Lectura del santo Evangelio según san Marcos 12,35-37:

Un día, mientras enseñaba en el templo, Jesús preguntó: “¿Cómo pueden decir los escribas que el Mesías es hijo de David?. El mismo David, inspirado por el Espíritu santo, ha declarado:Dijo el Señor a mi Señor: Siéntate a mi derecha y yo haré de tus enemigos el estrado donde pongas los pies.Si el mismo David lo llama ‘Señor‘, ¿cómo puede ser hijo suyo?”.
La multitud que lo rodeaba, que era mucha, lo escuchaba con agrado.
Palabra del Señor.

El misterio de la persona de Jesús no es algo superficial ni fácil de entender, los mismos judíos quienes durante años esperaron al Mesías, que habían meditado frecuentemente las Escrituras no tenían claro cómo sería este Mesías enviado por Dios.

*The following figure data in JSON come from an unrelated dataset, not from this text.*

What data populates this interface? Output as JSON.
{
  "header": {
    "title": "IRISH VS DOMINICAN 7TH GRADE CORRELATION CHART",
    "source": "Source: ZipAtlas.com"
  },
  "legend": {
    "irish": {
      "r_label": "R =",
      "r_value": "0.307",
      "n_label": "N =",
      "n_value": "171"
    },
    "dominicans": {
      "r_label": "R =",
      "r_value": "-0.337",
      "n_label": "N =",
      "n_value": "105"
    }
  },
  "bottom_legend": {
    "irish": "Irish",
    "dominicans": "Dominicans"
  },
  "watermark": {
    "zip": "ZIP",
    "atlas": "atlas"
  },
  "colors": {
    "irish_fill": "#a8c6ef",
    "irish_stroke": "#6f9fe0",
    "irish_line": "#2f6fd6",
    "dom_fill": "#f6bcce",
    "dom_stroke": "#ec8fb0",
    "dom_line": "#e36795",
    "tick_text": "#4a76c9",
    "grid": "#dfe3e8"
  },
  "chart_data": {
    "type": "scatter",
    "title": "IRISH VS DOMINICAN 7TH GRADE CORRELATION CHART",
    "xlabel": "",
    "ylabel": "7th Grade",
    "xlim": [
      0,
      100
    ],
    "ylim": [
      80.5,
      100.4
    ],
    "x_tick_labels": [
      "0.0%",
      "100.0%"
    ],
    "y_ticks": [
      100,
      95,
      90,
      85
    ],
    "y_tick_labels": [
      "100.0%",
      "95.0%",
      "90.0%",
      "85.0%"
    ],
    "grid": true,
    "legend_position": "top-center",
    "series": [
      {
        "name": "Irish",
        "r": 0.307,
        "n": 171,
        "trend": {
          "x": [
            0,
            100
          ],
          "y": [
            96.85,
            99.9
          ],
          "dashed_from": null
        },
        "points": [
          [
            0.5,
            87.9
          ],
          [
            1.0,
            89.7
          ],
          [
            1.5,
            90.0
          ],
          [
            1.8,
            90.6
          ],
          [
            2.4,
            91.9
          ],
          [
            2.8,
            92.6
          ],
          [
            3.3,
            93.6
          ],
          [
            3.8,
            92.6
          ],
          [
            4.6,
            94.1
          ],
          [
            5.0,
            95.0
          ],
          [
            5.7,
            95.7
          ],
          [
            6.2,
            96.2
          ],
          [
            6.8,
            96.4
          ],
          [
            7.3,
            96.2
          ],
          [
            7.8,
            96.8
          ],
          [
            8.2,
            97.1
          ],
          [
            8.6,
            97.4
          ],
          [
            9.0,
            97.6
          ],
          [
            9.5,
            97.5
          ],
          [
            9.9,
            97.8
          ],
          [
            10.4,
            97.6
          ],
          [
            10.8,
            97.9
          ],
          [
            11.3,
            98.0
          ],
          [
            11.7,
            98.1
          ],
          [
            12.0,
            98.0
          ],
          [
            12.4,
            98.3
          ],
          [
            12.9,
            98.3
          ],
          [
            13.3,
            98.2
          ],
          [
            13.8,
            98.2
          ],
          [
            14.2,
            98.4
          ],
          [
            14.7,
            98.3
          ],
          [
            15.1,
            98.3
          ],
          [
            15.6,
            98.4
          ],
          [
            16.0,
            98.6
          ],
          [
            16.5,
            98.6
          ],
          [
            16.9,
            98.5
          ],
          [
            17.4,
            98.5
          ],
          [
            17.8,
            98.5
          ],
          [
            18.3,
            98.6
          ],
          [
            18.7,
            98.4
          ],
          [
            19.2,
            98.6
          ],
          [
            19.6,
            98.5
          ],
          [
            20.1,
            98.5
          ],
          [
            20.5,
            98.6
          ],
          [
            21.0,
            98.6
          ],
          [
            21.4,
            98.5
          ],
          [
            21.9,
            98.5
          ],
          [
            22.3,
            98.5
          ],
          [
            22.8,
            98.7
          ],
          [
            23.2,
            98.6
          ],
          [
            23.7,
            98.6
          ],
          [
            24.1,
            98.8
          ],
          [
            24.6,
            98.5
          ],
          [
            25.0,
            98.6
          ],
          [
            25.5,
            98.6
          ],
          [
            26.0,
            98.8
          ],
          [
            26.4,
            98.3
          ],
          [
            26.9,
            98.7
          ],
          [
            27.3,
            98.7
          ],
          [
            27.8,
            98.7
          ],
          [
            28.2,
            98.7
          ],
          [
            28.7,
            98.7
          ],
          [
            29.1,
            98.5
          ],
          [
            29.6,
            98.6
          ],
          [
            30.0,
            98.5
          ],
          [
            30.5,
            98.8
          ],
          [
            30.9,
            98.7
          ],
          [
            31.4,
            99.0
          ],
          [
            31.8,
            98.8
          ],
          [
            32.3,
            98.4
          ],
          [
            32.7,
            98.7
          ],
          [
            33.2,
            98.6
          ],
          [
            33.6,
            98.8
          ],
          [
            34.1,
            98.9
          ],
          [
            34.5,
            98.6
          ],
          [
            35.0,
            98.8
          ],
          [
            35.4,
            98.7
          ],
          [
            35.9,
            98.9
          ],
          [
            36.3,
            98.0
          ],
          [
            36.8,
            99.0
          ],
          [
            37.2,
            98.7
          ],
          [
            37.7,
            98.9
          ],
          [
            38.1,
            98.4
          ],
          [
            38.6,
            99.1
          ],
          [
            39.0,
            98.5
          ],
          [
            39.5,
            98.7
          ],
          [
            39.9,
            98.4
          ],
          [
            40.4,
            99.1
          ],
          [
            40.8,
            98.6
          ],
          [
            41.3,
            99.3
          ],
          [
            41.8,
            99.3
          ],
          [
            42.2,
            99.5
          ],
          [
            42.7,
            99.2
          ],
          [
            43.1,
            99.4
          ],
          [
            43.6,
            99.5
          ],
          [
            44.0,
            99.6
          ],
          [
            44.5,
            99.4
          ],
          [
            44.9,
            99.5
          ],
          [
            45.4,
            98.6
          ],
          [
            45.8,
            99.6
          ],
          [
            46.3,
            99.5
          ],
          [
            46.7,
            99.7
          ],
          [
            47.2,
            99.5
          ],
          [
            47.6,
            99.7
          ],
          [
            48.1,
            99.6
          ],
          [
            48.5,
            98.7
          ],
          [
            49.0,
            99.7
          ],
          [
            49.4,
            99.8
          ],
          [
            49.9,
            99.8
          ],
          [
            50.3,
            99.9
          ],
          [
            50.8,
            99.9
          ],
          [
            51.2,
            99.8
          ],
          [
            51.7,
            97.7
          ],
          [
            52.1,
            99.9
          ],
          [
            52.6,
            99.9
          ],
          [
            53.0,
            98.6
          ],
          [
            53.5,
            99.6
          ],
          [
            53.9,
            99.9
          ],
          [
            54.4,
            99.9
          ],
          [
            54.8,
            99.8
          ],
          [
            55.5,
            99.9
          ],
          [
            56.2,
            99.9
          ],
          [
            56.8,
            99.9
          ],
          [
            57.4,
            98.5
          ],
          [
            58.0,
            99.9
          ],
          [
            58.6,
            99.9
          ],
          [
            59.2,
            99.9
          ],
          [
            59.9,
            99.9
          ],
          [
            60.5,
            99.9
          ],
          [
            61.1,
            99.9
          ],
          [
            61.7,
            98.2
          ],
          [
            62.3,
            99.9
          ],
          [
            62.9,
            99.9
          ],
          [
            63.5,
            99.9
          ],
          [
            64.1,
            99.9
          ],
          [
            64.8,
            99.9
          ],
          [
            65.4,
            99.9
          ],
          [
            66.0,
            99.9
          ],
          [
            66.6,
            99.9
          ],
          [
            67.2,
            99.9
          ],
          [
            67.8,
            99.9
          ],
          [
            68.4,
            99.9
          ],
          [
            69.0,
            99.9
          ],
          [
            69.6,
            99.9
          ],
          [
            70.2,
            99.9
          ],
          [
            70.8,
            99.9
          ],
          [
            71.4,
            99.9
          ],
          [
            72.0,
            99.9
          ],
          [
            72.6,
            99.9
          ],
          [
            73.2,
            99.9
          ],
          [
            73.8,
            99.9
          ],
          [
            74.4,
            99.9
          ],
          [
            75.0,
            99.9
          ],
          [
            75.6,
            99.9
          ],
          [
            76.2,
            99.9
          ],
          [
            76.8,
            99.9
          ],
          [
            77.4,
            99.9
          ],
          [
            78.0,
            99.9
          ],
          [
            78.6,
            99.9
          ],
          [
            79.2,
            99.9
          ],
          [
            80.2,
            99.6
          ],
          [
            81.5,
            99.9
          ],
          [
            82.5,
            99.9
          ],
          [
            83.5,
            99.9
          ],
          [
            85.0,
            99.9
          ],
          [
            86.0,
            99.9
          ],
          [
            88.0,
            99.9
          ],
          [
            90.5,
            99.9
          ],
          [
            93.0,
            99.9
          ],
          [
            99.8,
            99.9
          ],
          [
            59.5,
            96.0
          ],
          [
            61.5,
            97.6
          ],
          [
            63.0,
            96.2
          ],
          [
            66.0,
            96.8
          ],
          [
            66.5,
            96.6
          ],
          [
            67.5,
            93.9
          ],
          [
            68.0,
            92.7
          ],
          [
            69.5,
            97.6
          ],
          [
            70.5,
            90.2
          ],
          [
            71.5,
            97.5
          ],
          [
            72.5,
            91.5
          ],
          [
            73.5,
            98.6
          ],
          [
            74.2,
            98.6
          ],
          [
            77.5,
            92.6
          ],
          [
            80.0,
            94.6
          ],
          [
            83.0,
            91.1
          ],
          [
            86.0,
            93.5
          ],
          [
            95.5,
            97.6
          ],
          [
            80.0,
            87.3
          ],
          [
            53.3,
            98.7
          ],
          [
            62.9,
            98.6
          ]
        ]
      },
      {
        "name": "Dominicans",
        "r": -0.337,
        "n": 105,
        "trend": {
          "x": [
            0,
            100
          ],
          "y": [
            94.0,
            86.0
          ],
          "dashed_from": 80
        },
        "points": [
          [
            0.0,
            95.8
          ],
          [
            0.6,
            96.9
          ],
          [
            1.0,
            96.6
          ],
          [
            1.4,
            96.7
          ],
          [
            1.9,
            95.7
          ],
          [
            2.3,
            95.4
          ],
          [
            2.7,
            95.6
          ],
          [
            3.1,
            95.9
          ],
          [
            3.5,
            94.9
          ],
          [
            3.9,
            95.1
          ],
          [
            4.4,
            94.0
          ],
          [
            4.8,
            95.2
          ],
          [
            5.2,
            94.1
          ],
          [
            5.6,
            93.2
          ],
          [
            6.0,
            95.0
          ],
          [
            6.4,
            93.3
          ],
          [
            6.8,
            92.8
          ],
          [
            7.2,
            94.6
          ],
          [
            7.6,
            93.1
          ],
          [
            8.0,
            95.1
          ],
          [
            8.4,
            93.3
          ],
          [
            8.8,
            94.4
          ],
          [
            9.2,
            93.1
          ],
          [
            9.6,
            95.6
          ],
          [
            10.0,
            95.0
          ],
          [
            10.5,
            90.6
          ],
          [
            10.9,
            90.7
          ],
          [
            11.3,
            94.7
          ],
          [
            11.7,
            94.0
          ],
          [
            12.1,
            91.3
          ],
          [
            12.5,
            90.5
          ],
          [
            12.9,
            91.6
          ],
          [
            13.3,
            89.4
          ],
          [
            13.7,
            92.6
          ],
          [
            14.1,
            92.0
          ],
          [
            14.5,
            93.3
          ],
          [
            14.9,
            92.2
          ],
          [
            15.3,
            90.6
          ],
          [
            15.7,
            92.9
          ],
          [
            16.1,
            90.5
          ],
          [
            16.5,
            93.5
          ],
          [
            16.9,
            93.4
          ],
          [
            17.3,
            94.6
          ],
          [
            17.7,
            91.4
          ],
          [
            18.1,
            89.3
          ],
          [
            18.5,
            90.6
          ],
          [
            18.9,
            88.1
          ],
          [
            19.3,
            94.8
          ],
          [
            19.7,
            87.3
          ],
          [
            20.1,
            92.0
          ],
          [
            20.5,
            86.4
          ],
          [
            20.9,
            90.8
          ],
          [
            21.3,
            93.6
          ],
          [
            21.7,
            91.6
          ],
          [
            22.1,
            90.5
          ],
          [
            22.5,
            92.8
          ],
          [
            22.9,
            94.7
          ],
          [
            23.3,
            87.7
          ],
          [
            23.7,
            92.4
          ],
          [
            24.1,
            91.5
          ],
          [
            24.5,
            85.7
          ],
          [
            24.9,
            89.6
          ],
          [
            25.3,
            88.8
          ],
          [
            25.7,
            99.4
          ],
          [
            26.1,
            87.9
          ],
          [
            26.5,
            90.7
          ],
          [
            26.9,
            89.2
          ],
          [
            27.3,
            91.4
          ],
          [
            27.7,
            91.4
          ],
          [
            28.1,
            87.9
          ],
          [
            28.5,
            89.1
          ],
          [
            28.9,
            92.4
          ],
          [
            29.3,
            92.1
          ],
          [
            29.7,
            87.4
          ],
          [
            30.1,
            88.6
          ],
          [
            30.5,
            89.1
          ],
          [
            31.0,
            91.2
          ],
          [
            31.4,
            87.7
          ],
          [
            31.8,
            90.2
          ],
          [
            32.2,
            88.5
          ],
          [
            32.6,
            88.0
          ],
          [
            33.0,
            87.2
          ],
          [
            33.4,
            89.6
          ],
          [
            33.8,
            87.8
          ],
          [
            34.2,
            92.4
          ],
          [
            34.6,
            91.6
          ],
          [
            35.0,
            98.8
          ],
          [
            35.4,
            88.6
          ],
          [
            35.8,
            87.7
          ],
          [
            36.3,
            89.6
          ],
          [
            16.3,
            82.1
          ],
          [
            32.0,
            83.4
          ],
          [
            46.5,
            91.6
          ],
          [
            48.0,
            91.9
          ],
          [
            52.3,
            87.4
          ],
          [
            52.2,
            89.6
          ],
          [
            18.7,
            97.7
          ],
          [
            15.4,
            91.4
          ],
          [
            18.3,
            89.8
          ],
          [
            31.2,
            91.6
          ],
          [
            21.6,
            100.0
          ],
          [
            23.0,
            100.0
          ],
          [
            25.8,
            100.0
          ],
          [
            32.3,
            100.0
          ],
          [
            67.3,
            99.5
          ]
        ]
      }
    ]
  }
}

Algo similar sucede en nuestros tiempos, muchos queremos conocer su persona y profundizar en su mensaje, algunos otros tienen una óptica tan superficial que creen entenderlo y lo reducen a un buen hombre, que predicaba un amor de buenas intenciones, o lo reducen a un hombre religioso que paso haciendo cosas buenas, y no logran profundizar en el misterio divino que se encierra en su persona humana.
Y es que para poder acceder a la comprensión de la persona del Mesías y experimentar su acción en la propia existencia se necesita la iluminación de la gracia del Espíritu Santo; es Dios mismo el que tiene que ir revelando en la historia y el corazón de los hombres que significa el Mesías.
Hoy más que nunca es necesario que tengamos la humildad suficiente para suplicar al Padre celestial en la oración que envíe al Mesías a nuestra vida, que nos dé a conocer el misterio de Jesús presente en la Iglesia.
No se trata de que nos hagamos nuestras ideas de Jesús, sino que Dios nos revele quien es y cuál es su poder que transforma la vida de los hombres y los conduce a su plenitud.